Sucu to Vladescu: Wasn’t restructuring painful for our people, too?

Autori: Adelina Mihai , Razvan Voican 01.04.2010

The state should finally cut salary spending like the private sector did when it fired people and cut salaries as early as last year, says businessman Dan Sucu, owner of the furniture group Mobexpert, but Finance Minister Sebastian Vladescu is still looking for solutions for personnel cutbacks in the public sector without risking social and political instability.
"Things are different in the public sector, however, because if 40,000 people were to leave in one day, that would create a shock. Likewise, were we to decide to cut salaries by 20%, that would pose a great risk to social and political stability. Solutions have to be found where salary spending could be cut in such a way as to minimise the social disturbance risk," says Vladescu, without providing details about such solutions.
Sebastian Vladescu and Dan Sucu yesterday attended a special ZF Expert type meeting where readers who are experts in their fields discuss the stories to be included in the newspaper.
"The state sector has to adjust to today's reality, as the private sector has already done. What scares me is that I see many people in the state sector who are quite intelligent whose results are quite modest when it comes to this adjustment," said the business sector representative.

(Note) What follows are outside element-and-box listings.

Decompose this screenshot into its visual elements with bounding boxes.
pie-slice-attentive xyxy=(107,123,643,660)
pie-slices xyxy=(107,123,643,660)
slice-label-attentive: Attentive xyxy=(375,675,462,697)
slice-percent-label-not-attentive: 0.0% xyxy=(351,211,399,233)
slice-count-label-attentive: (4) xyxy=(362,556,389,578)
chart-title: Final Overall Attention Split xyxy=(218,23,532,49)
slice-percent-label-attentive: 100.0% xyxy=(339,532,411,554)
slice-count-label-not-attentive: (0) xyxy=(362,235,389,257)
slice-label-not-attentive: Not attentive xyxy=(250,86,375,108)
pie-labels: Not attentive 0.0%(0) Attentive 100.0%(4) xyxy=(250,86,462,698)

In reply, Vladescu invited him to come and see "how big the difference between will and reality" was in the public administration, as the "social acceptance" of such harsh steps came into play here. Sucu answered that such a position suggested public sector employees were more important than those in the private sector, where hundreds of people lost their jobs without any threat to the social stability. "Wasn't restructuring painful for our people, too?"